Quello a cui devi stare molto attento è la manipolazione. Quindi, ciò che di solito viene fatto è chiedere al gioielliere di utilizzare questo test con il pezzo che vogliamo sapere se è d’oro o no.

Per fare questo test devi mettere il pezzo in un contenitore di acciaio inossidabile, applicare una goccia di acido nitrico e aspettare di vedere quale è la sua reazione.

  • Se diventa verde, significa che il pezzo è fatto di un altro metallo che non è oro o che è semplicemente placcato in oro.
  • Invece se diventa bianco, si può considerare che il pezzo è realizzato in argento sterling e ha ricevuto un bagno d’oro.
  • Se il colore che il pezzo acquisisce è dorato, il pezzo è in ottone e ha un bagno d’oro.
  • E se non c’è alcun tipo di reazione, è molto probabile che ci troviamo di fronte a un pezzo d’oro vero.

Mordere l’oro

È molto comune vedere nei film western che applicano questo metodo per riconoscere una moneta d’oro. Tuttavia, consigliamo di stare molto attenti con i denti se vogliamo provare a determinare se un pezzo è d’oro o meno con questo sistema.
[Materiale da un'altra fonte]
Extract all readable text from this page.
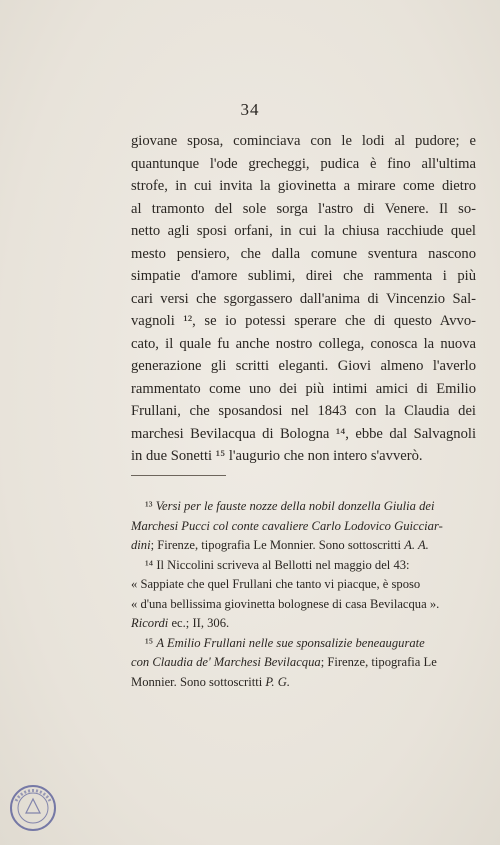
34
giovane sposa, cominciava con le lodi al pudore; e
quantunque l'ode grecheggi, pudica è fino all'ultima
strofe, in cui invita la giovinetta a mirare come dietro
al tramonto del sole sorga l'astro di Venere. Il so-
netto agli sposi orfani, in cui la chiusa racchiude quel
mesto pensiero, che dalla comune sventura nascono
simpatie d'amore sublimi, direi che rammenta i più
cari versi che sgorgassero dall'anima di Vincenzio Sal-
vagnoli ¹², se io potessi sperare che di questo Avvo-
cato, il quale fu anche nostro collega, conosca la nuova
generazione gli scritti eleganti. Giovi almeno l'averlo
rammentato come uno dei più intimi amici di Emilio
Frullani, che sposandosi nel 1843 con la Claudia dei
marchesi Bevilacqua di Bologna ¹⁴, ebbe dal Salvagnoli
in due Sonetti ¹⁵ l'augurio che non intero s'avverò.
¹³ Versi per le fauste nozze della nobil donzella Giulia dei
Marchesi Pucci col conte cavaliere Carlo Lodovico Guicciar-
dini; Firenze, tipografia Le Monnier. Sono sottoscritti A. A.
¹⁴ Il Niccolini scriveva al Bellotti nel maggio del 43:
« Sappiate che quel Frullani che tanto vi piacque, è sposo
« d'una bellissima giovinetta bolognese di casa Bevilacqua ».
Ricordi ec.; II, 306.
¹⁵ A Emilio Frullani nelle sue sponsalizie beneaugurate
con Claudia de' Marchesi Bevilacqua; Firenze, tipografia Le
Monnier. Sono sottoscritti P. G.
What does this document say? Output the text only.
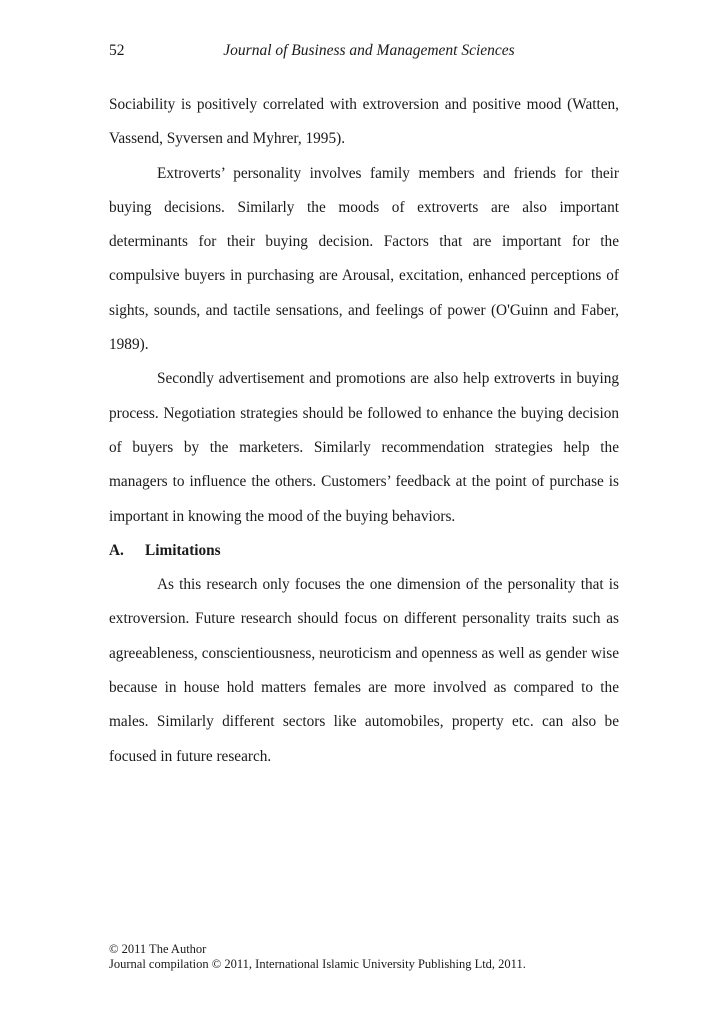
52	Journal of Business and Management Sciences

Sociability is positively correlated with extroversion and positive mood (Watten, Vassend, Syversen and Myhrer, 1995).

Extroverts’ personality involves family members and friends for their buying decisions. Similarly the moods of extroverts are also important determinants for their buying decision. Factors that are important for the compulsive buyers in purchasing are Arousal, excitation, enhanced perceptions of sights, sounds, and tactile sensations, and feelings of power (O'Guinn and Faber, 1989).

Secondly advertisement and promotions are also help extroverts in buying process. Negotiation strategies should be followed to enhance the buying decision of buyers by the marketers. Similarly recommendation strategies help the managers to influence the others. Customers’ feedback at the point of purchase is important in knowing the mood of the buying behaviors.

A.	Limitations

As this research only focuses the one dimension of the personality that is extroversion. Future research should focus on different personality traits such as agreeableness, conscientiousness, neuroticism and openness as well as gender wise because in house hold matters females are more involved as compared to the males. Similarly different sectors like automobiles, property etc. can also be focused in future research.

© 2011 The Author
Journal compilation © 2011, International Islamic University Publishing Ltd, 2011.
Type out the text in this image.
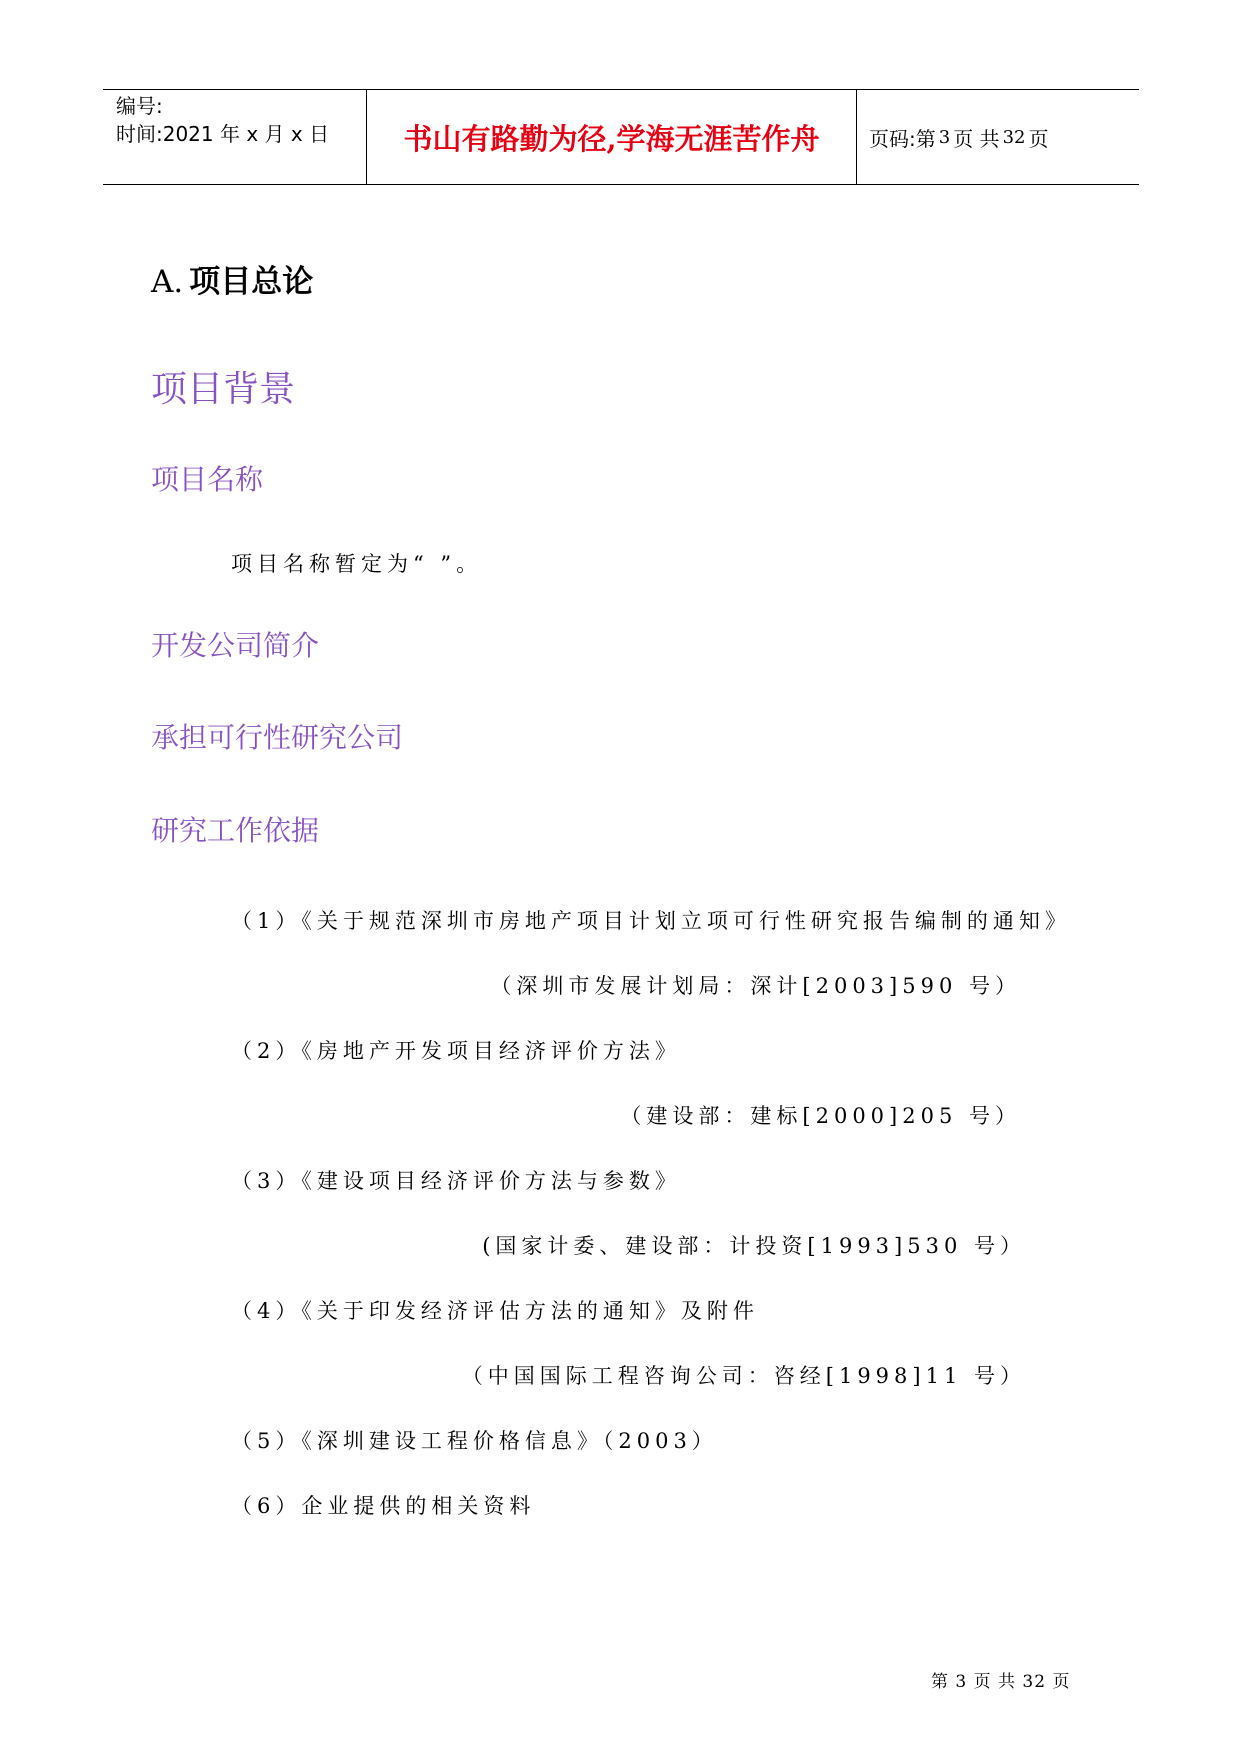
编号:
时间:2021 年 x 月 x 日	书山有路勤为径,学海无涯苦作舟	页码:第 3 页 共 32 页
A. 项目总论
项目背景
项目名称
项目名称暂定为“ ”。
开发公司简介
承担可行性研究公司
研究工作依据
（1）《关于规范深圳市房地产项目计划立项可行性研究报告编制的通知》
（深圳市发展计划局：深计[2003]590 号）
（2）《房地产开发项目经济评价方法》
（建设部：建标[2000]205 号）
（3）《建设项目经济评价方法与参数》
(国家计委、建设部：计投资[1993]530 号）
（4）《关于印发经济评估方法的通知》及附件
（中国国际工程咨询公司：咨经[1998]11 号）
（5）《深圳建设工程价格信息》（2003）
（6）企业提供的相关资料
第 3 页 共 32 页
Applicando questo metodo, se è oro vero, il metallo può mostrare rientranze dentali poiché è un metallo morbido. Sebbene non sia un metodo infallibile poiché ci sono metalli teneri che possono ricevere un buon bagno d’oro e ingannarci.

Tester laser

Esistono tester sul mercato che determinano il colore e il metallo in modo molto preciso utilizzando i laser.

Sono tester con risultati immediati e senza alcun pericolo nel loro utilizzo, perché non lavorano con acidi o prodotti nocivi.

Test della densità

  1. Riempi il contenitore dell’acqua fino a uno dei segni con abbastanza acqua per coprire il gioiello.
  2. Annota il valore di quel segno in millimetri.
  3. Metti il ​​contenitore sulla bilancia e registra il suo peso in grammi.
  4. Ora inserisci il gioiello nel contenitore. Segna il nuovo valore dell’acqua e prendi nota del suo nuovo peso.
  5. Ora dovrai dividere il peso (grammi) per il volume maggiore dell’acqua (millimetri) e otterrai la densità del gioiello. D = M (gr) / V (ml)

Se la scala mostra 80 grammi e 5 millimetri di acqua sono spostati, il risultato sarebbe:

80 grammi / 5 millimetri = 16 gr/ml. Sarebbe un normale gioiello da 18 carati in gioielleria.

Conclusioni

Come hai visto, sono test molto semplici per riconoscere l’oro e la loro verifica non richiede molto impegno. Con loro ti assicurerai se un pezzo è vero oro o no.